The subject of this theatrical diorama is mortality, as is made esoterically clear by the words "Et in Arcadia Ego" emblazoned across the top of the window, above the diorama. The phrase stems from Virgil's Eclogues and is widely considered, though not without debate, to translate as "Even [or even] in paradise/utopia, I am." It is presumed to have been spoken by a figure of death.
The subject was popular during the Baroque period. Giovanni Francesco Barbieri (Guercino)'s "Et in Arcadia Ego," from 1618-22, depicts two shepherds contemplating a human skull that they have stumbled across on trail in an otherwise untrammeled landscape. Nicholas Poussin's version, from two decades later, depicts four figures, all likely shepherds, examining the words "Et in Arcadia Ego" on an ancient stone tomb, also in the wilderness.

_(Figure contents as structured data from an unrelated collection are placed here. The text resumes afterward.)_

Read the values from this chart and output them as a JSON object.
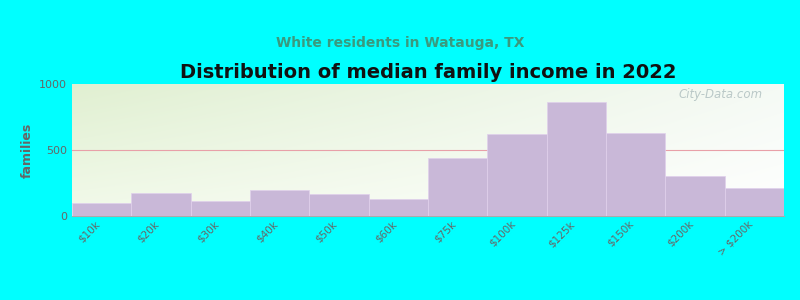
{
  "title": "Distribution of median family income in 2022",
  "subtitle": "White residents in Watauga, TX",
  "ylabel": "families",
  "categories": [
    "$10k",
    "$20k",
    "$30k",
    "$40k",
    "$50k",
    "$60k",
    "$75k",
    "$100k",
    "$125k",
    "$150k",
    "$200k",
    "> $200k"
  ],
  "values": [
    100,
    175,
    110,
    200,
    170,
    130,
    440,
    620,
    860,
    630,
    300,
    210
  ],
  "bar_color": "#c9b8d8",
  "bar_edgecolor": "#e0d0ec",
  "ylim": [
    0,
    1000
  ],
  "yticks": [
    0,
    500,
    1000
  ],
  "background_color": "#00ffff",
  "title_fontsize": 14,
  "subtitle_fontsize": 10,
  "subtitle_color": "#3a9a7e",
  "ylabel_color": "#666666",
  "tick_color": "#666666",
  "watermark_text": "City-Data.com",
  "watermark_color": "#b0c0c0",
  "grid_color": "#e8a0a8",
  "gradient_topleft": [
    0.88,
    0.94,
    0.82
  ],
  "gradient_topright": [
    0.96,
    0.98,
    0.96
  ],
  "gradient_bottomleft": [
    0.95,
    0.98,
    0.92
  ],
  "gradient_bottomright": [
    1.0,
    1.0,
    1.0
  ]
}
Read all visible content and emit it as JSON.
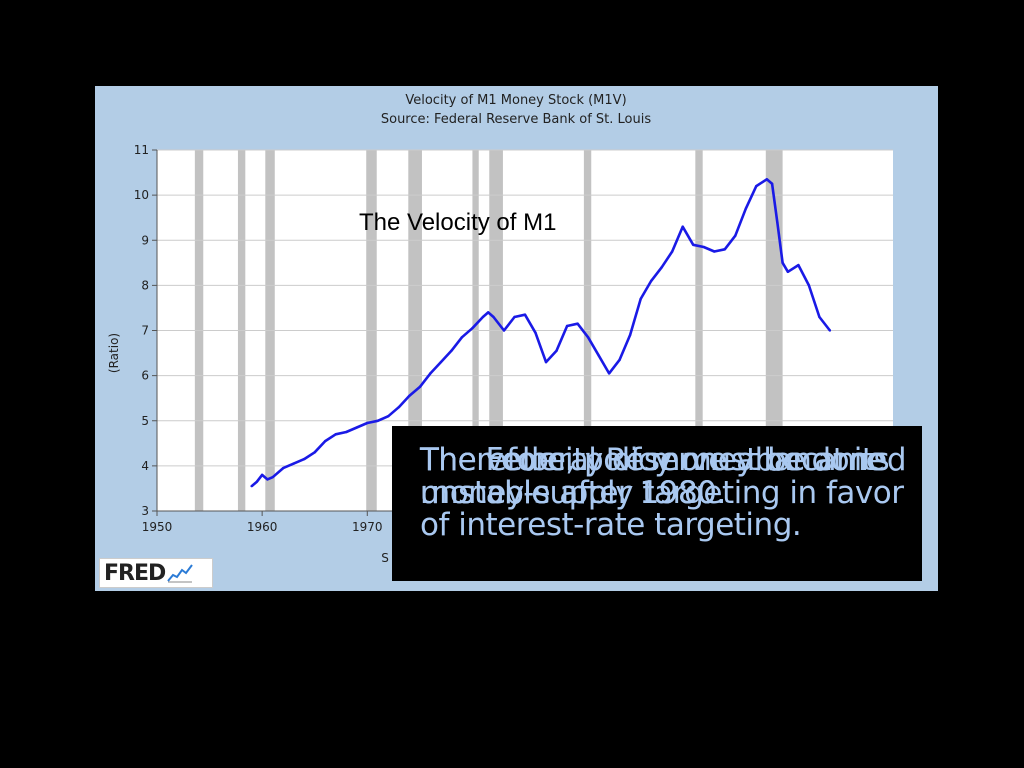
{
  "chart_data": {
    "type": "line",
    "title": "Velocity of M1 Money Stock (M1V)",
    "subtitle": "Source: Federal Reserve Bank of St. Louis",
    "ylabel": "(Ratio)",
    "xlim": [
      1950,
      2020
    ],
    "ylim": [
      3,
      11
    ],
    "x_ticks": [
      1950,
      1960,
      1970
    ],
    "x_tick_labels": [
      "1950",
      "1960",
      "1970"
    ],
    "y_ticks": [
      3,
      4,
      5,
      6,
      7,
      8,
      9,
      10,
      11
    ],
    "y_tick_labels": [
      "3",
      "4",
      "5",
      "6",
      "7",
      "8",
      "9",
      "10",
      "11"
    ],
    "grid": true,
    "series_color": "#1a1ae6",
    "recessions": [
      [
        1953.6,
        1954.4
      ],
      [
        1957.7,
        1958.4
      ],
      [
        1960.3,
        1961.2
      ],
      [
        1969.9,
        1970.9
      ],
      [
        1973.9,
        1975.2
      ],
      [
        1980.0,
        1980.6
      ],
      [
        1981.6,
        1982.9
      ],
      [
        1990.6,
        1991.3
      ],
      [
        2001.2,
        2001.9
      ],
      [
        2007.9,
        2009.5
      ]
    ],
    "series": [
      {
        "x": [
          1959.0,
          1959.5,
          1960.0,
          1960.5,
          1961.0,
          1962.0,
          1963.0,
          1964.0,
          1965.0,
          1966.0,
          1967.0,
          1968.0,
          1969.0,
          1970.0,
          1971.0,
          1972.0,
          1973.0,
          1974.0,
          1975.0,
          1976.0,
          1977.0,
          1978.0,
          1979.0,
          1980.0,
          1981.0,
          1981.5,
          1982.0,
          1983.0,
          1984.0,
          1985.0,
          1986.0,
          1987.0,
          1988.0,
          1989.0,
          1990.0,
          1991.0,
          1992.0,
          1993.0,
          1994.0,
          1995.0,
          1996.0,
          1997.0,
          1998.0,
          1999.0,
          2000.0,
          2001.0,
          2002.0,
          2003.0,
          2004.0,
          2005.0,
          2006.0,
          2007.0,
          2008.0,
          2008.5,
          2009.0,
          2009.5,
          2010.0,
          2011.0,
          2012.0,
          2013.0,
          2014.0
        ],
        "values": [
          3.55,
          3.65,
          3.8,
          3.7,
          3.75,
          3.95,
          4.05,
          4.15,
          4.3,
          4.55,
          4.7,
          4.75,
          4.85,
          4.95,
          5.0,
          5.1,
          5.3,
          5.55,
          5.75,
          6.05,
          6.3,
          6.55,
          6.85,
          7.05,
          7.3,
          7.4,
          7.3,
          7.0,
          7.3,
          7.35,
          6.95,
          6.3,
          6.55,
          7.1,
          7.15,
          6.85,
          6.45,
          6.05,
          6.35,
          6.9,
          7.7,
          8.1,
          8.4,
          8.75,
          9.3,
          8.9,
          8.85,
          8.75,
          8.8,
          9.1,
          9.7,
          10.2,
          10.35,
          10.25,
          9.4,
          8.5,
          8.3,
          8.45,
          8.0,
          7.3,
          7.0
        ]
      }
    ]
  },
  "inner_label": "The Velocity of M1",
  "x_axis_title_partial": "S",
  "overlay_text_1": "The Federal Reserve abandoned money-supply targeting in favor of interest-rate targeting.",
  "overlay_text_2": "The velocity of money became unstable after 1980.",
  "overlay_text_3": "Therefore, policy must be at its unstable after 1980.",
  "logo": {
    "word": "FRED",
    "icon": "fred-chart-icon"
  }
}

This dioramic scene treats the subject through two related storylines. The first involves the cows grazing on a hill that is, in effect, a symbol of their denoument. The protagonists in the other storyline are the two aristocrats, who, like the cows but unlike the shephards in paintings, appear oblivious to or wholly unconcerned with their fates. (The cut-outs are from Thomas Gainsborough's "Mr. and Mrs. Andrews," painted circa 1750.) The inclusion of these figures shifts the narrative from a musing on the human condition (i.e., death lurks everywhere), to a social commentary with class connotations, particularly around issues of exploitation, materialism, and individual ownership. The aristocrats, who Gainsborough's portrait and in this diorama, are seen amongst their possessions. They are exhibiting their control over the natural order. Needless, the one aspect of nature they can't control is their own mortality.
A scribe, aka artist, documents the scene at the foot of the hill of beef.
The storefront window design is meant to appear from a distance like that of an old jewelry store.